USAF C-17
USAF C-17

A United States Air Force officer mistakenly exposed not only the personally identifiable information (PII) of many service members, but also the records of on-going criminal investigations and instructions for recovering encryption keys for military documents.

The data was discovered by MacKeeper Security located on a misconfigured storage device, since taken offline, owned by an unnamed lieutenant that was inadvertently made public on the internet.  Among the files were Personnel by Eligibility and Access reports that contained the names, rank and Social Security numbers of service members.

Even more revealing were scores of documents related to on-going criminal investigations that range from sexual harassment cases to an inquiry of a major general who allegedly accepted $50,000 a year from a sports commission that was supposedly funneled into the National Guard, MacKeeper reported. Also included was the PII of those being investigated. Further details were not available to explain the case.

“This is a serious data leak, which allows nation states to target high-value military personnel for additional attacks and surveillance. If that weren't bad enough, this highly detailed data could potentially be combined with stolen personal data from other data breaches already available on the dark web to create rich profiles of these individuals,” said Robert Capps, VP of business development for NuData Security to SC Media.

Once created these profiles could allow enemies and criminals to track the service member and also steal their identities, he added.

Other sensitive data included an image of the device owner's JPAS account (Joint Personnel Adjudication System) from the Department of Defense. This included the login URL, user ID and Password to access the system, MacKeeper said.

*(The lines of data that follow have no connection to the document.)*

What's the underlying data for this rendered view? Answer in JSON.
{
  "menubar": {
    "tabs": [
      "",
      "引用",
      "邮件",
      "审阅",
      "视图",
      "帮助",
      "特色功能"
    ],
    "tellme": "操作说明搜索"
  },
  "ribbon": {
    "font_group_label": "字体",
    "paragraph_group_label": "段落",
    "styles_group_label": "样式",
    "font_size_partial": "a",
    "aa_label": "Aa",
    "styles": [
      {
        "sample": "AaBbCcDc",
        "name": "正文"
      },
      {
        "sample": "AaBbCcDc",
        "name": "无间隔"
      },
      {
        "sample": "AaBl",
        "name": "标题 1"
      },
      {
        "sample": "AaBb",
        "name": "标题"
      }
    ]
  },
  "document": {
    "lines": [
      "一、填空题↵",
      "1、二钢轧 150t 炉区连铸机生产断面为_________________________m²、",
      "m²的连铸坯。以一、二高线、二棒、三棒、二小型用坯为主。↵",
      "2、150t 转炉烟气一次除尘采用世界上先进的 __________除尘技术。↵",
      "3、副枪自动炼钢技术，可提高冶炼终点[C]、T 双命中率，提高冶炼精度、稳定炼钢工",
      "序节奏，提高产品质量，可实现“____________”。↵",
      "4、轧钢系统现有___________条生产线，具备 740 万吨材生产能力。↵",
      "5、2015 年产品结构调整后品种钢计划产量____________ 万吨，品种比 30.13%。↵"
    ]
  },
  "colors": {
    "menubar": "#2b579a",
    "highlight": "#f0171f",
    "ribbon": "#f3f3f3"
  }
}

In addition, a file containing Defense Information Systems instructions for encryption key recovery was on the drive. This knowledge allows someone to regain access to an encryption key and all the URLs needed to request a Common Access Card and Public Key Infrastructure.

Encryption is also the key to helping ensure that these events don't happen in the future, said David Vergara, VASCO Data Security's head of global product marketing.

“Regardless of the leak point, there is a simple “silver bullet” that secures data, its encryption. Modern encryption solutions are not only widely available for all types of end-point devices they're also inexpensive,” he said.

SC Media has reached out to the USAF, but has not yet received a response.